Polisi menangkap B, laki-laki nan menakut-nakuti membakar warung kelontong di Jalan Medan-Binjai, Kecamatan Sunggal, Kabupaten Deli Serdang. Ancaman itu disampaikan B lantaran pemilik warung menolak memberikan 'uang keamanan'.
Kapolsek Sunggal, Kompol M Yunus Tarigan, mengatakan B ditangkap di kediamannya di Jalan Pasar Lama, Kecamatan Sunggal, Kabupaten Deli Serdang, pada Selasa (14/4) siang.
"Dalam waktu singkat, pelaku dapat diamankan dari rumahnya oleh tim opsnal Polsek Sunggal untuk mempertanggungjawabkan perbuatannya," kata Yunus saat dikonfirmasi.
Kini B dibawa ke Polsek Sunggal untuk pemeriksaan lebih lanjut.
Cerita Pemilik Warung
B bertindak pada Minggu (12/4) lalu. Aksi B terekam CCTV dan videonya beredar luas di media sosial.
Ibrahim (54 tahun), pemilik warung tersebut mengatakan B meminta iuran keamanan kepada dirinya sebesar Rp 250.000 untuk lima bulan ke depan.
Padahal Ibrahim telah bayar iuran sebelumnya pada bulan Januari hingga Juni dengan total Rp 180.000.
"Jadi dia mau minta keamanan per bulan. Sekalian mau ambil untuk lima bulan dari bulan April hingga bulan September. Bulan Januari sampai Juni sudah bayar dengan total Rp 180.000. Tapi ini minta lagi," kata Ibrahim saat ditemui di kedainya, Selasa (14/4).

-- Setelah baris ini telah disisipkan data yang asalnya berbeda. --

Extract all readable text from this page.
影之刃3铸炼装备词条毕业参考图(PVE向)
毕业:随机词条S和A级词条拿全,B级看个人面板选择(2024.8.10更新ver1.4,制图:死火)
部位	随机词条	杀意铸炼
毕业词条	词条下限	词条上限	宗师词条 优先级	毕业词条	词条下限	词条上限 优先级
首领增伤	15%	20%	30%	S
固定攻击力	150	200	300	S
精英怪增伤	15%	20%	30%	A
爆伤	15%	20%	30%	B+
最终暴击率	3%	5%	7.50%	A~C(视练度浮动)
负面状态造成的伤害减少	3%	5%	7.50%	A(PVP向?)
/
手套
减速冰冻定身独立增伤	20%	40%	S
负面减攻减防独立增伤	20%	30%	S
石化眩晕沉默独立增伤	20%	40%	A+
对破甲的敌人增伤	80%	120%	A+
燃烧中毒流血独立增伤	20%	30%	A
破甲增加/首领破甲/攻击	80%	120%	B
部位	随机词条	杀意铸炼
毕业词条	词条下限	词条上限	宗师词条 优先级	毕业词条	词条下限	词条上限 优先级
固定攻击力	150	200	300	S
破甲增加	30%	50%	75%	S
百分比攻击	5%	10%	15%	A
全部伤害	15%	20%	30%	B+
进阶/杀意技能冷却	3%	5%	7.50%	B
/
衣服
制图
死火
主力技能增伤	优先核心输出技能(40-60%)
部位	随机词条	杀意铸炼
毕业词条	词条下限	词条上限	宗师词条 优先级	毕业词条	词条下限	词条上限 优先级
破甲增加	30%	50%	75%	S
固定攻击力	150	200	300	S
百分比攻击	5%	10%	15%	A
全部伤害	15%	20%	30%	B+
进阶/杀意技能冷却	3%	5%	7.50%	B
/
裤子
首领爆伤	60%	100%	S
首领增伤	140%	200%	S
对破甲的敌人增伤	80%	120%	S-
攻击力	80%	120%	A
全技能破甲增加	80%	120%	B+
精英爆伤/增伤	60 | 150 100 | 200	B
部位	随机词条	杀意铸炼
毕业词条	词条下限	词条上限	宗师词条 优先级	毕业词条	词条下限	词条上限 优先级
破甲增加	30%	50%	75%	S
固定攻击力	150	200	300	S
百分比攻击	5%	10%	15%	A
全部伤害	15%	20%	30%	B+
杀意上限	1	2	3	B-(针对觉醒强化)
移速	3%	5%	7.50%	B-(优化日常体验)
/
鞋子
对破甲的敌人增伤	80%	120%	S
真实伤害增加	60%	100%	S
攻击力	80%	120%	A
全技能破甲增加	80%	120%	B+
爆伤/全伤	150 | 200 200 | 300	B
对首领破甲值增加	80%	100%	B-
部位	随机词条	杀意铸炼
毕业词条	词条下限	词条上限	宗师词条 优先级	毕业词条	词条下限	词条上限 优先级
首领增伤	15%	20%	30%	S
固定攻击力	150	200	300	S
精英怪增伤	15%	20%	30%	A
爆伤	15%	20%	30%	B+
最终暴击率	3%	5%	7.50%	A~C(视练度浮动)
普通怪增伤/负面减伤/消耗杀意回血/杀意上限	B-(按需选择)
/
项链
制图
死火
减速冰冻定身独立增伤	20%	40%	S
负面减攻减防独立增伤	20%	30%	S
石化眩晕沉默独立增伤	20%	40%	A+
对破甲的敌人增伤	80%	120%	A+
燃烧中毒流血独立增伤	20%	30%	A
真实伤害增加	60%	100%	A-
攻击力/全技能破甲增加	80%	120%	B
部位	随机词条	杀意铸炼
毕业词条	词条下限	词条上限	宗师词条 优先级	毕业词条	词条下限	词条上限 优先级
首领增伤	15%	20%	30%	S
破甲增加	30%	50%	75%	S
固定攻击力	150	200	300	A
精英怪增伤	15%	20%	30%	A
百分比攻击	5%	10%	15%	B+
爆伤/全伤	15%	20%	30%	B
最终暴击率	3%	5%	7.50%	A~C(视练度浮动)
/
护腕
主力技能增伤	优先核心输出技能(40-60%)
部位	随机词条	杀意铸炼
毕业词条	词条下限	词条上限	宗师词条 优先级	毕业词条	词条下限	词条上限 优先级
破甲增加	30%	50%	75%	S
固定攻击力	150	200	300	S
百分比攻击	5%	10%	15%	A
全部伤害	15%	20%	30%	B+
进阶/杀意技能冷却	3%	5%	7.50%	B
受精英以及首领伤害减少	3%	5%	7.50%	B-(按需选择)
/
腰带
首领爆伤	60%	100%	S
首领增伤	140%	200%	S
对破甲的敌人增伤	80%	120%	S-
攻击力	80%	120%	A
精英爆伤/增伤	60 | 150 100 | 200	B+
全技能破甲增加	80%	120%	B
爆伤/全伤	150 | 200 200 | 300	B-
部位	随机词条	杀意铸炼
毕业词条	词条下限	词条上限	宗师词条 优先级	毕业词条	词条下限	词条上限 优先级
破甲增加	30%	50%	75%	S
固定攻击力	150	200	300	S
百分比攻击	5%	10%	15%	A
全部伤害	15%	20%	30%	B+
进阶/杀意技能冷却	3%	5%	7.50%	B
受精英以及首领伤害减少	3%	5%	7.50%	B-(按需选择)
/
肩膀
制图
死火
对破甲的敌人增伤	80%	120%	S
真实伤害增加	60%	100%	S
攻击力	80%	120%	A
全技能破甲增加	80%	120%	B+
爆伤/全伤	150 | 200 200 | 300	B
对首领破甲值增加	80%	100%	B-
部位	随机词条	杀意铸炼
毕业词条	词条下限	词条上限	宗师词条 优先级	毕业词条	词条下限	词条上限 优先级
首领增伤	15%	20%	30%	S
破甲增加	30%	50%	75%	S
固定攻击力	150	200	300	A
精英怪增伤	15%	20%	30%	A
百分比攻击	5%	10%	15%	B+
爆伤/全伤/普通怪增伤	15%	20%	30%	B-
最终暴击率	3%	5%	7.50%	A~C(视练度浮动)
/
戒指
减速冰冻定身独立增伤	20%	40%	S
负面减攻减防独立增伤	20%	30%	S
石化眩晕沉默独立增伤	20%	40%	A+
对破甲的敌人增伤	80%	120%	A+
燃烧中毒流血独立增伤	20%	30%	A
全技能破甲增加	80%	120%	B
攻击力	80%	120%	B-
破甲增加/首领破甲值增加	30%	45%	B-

Ibrahim menuturkan, laki-laki tersebut menakut-nakuti kedainya bakal dibakar jika tidak bayar duit iuran untuk lima bulan ke depan. Pria berinisial B pun kemudian menyirami bensin di area kedainya.
"Dia enggak mau lantaran saya enggak kasih duit nan dia minta. Diambil bensin dari mana, itu disiram mau dibakar. Dia sudah ambil korek, sudah siap (mau bakar), sudah dikoyaknya plastik," ujar Ibrahim.
Lalu, B juga menakut-nakuti menggunakan pisau dan penduduk sekitar pun melerai. Kemudian, Ibrahim memberikan duit Rp 50.000 untuk duit keamanan pada bulan ini, agar B tidak melakukan pemberontak lagi.
"Dia pegang pisau, dia mau nusuk aku. Gara-gara itulah dia ngamuk, marah, enggak kasih uang. Ada penduduk nan melerai, akhirnya dia diam. Kita juga kasihlah Rp 50.000 untuk bulan ini, barulah dia tenang. Kalau enggak, dia tetap sama mau menakut-nakuti terus," ucap Ibrahim.
Ibrahim menuturkan, duit keamanan tersebut dinilai menyusahkan dirinya lantaran untung hasil jualan warung kelontongnya tidak banyak walaupun dia buka kedainya selama 24 jam.